新目標の達成に向けた取組施策/金額ベースでの薬効分類別等の後発医薬品置換率情報の提供など
ロードマップでは、新目標の達成に向けた取組施策として、以下の「使用環境の整備に係る取組」を掲げる。
・的を絞った使用促進を可能とするため、数量ベースに加え、金額ベースでの薬効分類別等の後発医薬品置換率情報の提供【令和6年度開始】
・都道府県協議会を中心として、金額ベースでの薬効分類別等の後発医薬品置換率も参考に、後発医薬品の使用促進を実施【令和6年度開始】
・都道府県医療費適正化計画への、後発医薬品の数量・金額シェア、普及啓発等の施策に関する目標や取組の設定等による、後発医薬品の使用促進【引き続き実施】
・差額通知事業の推進による、患者のメリットの周知【引き続き実施】 等
「医療保険制度上の事項に係る取組」は以下の通り。
・長期収載品について、保険給付の在り方を見直し、選定療養の仕組みを導入【令和6年10月から開始】
・後発医薬品の供給状況や医療機関や薬局における使用状況等も踏まえ、診療報酬における後発医薬品の使用に係る評価について引き続き中央社会保険医療協議会等で検討【引き続き実施】 等
「安定供給・国民の信頼確保に向けた取組」/供給不安報告の令和6年度からの実施など記載
一方、「安定供給・国民の信頼確保に向けた取組」も掲げた。
「品質確保に係る取組」は以下の通り。
・医薬品医療機器総合機構と都道府県による、リスクの高い医薬品製造所に対する、合同による、無通告立入検査の実施【令和5年度開始】
・全ての後発医薬品企業による、製造販売承認書と製造実態に係る自主点検の実施【令和6年度実施】
・日本ジェネリック製薬協会を中心とした、外部研修や人事評価等による、クオリティカルチャー醸成に向けた、企業の人材育成【令和6年度開始】 等
「安定供給に係る取組」は以下の通り。
・供給不足が生じるおそれがある場合(供給不安報告)又は生じた場合(供給状況報告)に、企業が厚労省へ報告する制度を整備【令和6年度開始】
・後発医薬品企業による、安定供給に係る情報の公表【令和6年度開始】
・自社の供給リスクを継続的に把握・分析することを可能とする、医薬品企業向けのマニュアルの作成【令和6年度実施】
・市場参入時に安定供給確保を求め、医薬品の需給状況の把握・調整を行うほか、供給不安発生時には供給不安解消策を講じる「安定供給確保に係るマネジメントシステム」の法的枠組の検討【令和6年度結論】
・日本ジェネリック製薬協会は、安定供給責任者会議を開催し、安定供給に係る各企業の好事例や競争政策上の観点に留意しつつ供給不安解消に向けた企業間での情報共有等を促す【令和6年度開始】 等
「後発医薬品産業の在るべき姿」は別途策定予定
各取組に加え、取組の実施状況や数値目標の達成状況は定期的にフォローアップするとともに、令和8年度末を目途に状況を点検し必要に応じ目標の在り方を検討する。

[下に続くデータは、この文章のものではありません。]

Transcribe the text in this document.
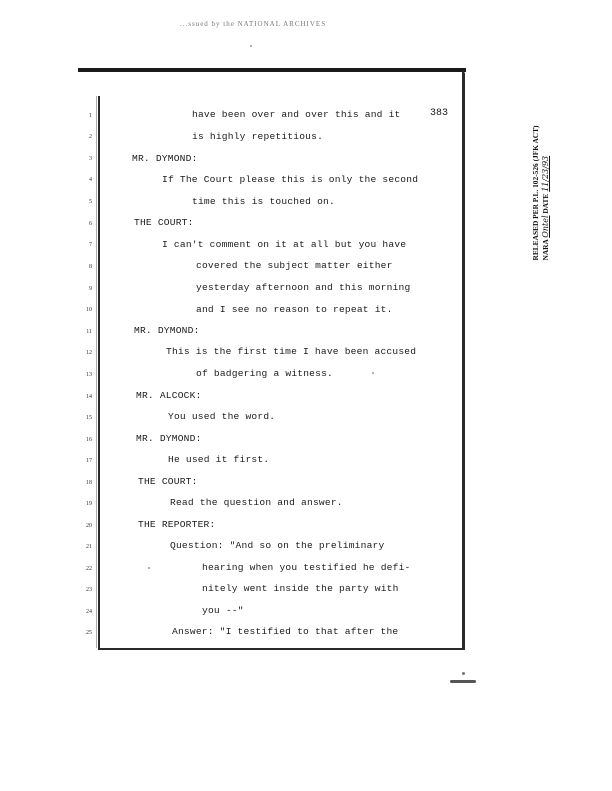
...ssued by the NATIONAL ARCHIVES
383
1	have been over and over this and it
2	is highly repetitious.
3	MR. DYMOND:
4	If The Court please this is only the second
5	time this is touched on.
6	THE COURT:
7	I can't comment on it at all but you have
8	covered the subject matter either
9	yesterday afternoon and this morning
10	and I see no reason to repeat it.
11	MR. DYMOND:
12	This is the first time I have been accused
13	of badgering a witness.
14	MR. ALCOCK:
15	You used the word.
16	MR. DYMOND:
17	He used it first.
18	THE COURT:
19	Read the question and answer.
20	THE REPORTER:
21	Question: "And so on the preliminary
22	hearing when you testified he defi-
23	nitely went inside the party with
24	you --"
25	Answer: "I testified to that after the
RELEASED PER P.L. 102-526 (JFK ACT)
NARA Ontel DATE 11/23/93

「後発医薬品産業の在るべき姿」を実現するための対策に係る取組については、引き続き検討が必要であることから、別途、本ロードマップの別添として策定予定とした。
2029年度末までに、バイオシミラーが80%以上を占める成分数が全体の成分数の60%以上
他方、「バイオ後続品の使用促進のための取組方針」では、主目標は「医薬品の安定的な供給を基本としつつ、後発医薬品の数量シェアを2029年度末までに全ての都道府県で80%以上(旧ロードマップから継続)」、副次目標①は、2029年度末までに、バイオシミラーが80%以上を占める成分数が全体の成分数の60%以上。副次目標②は、後発医薬品の金額シェアを2029年度末までに65%以上。
各種取り組み施策の中では、保険者インセンティブ制度において、保険者によるバイオ後続品の普及啓発に係る指標の追加を検討(令和7年度結論)なども掲げた。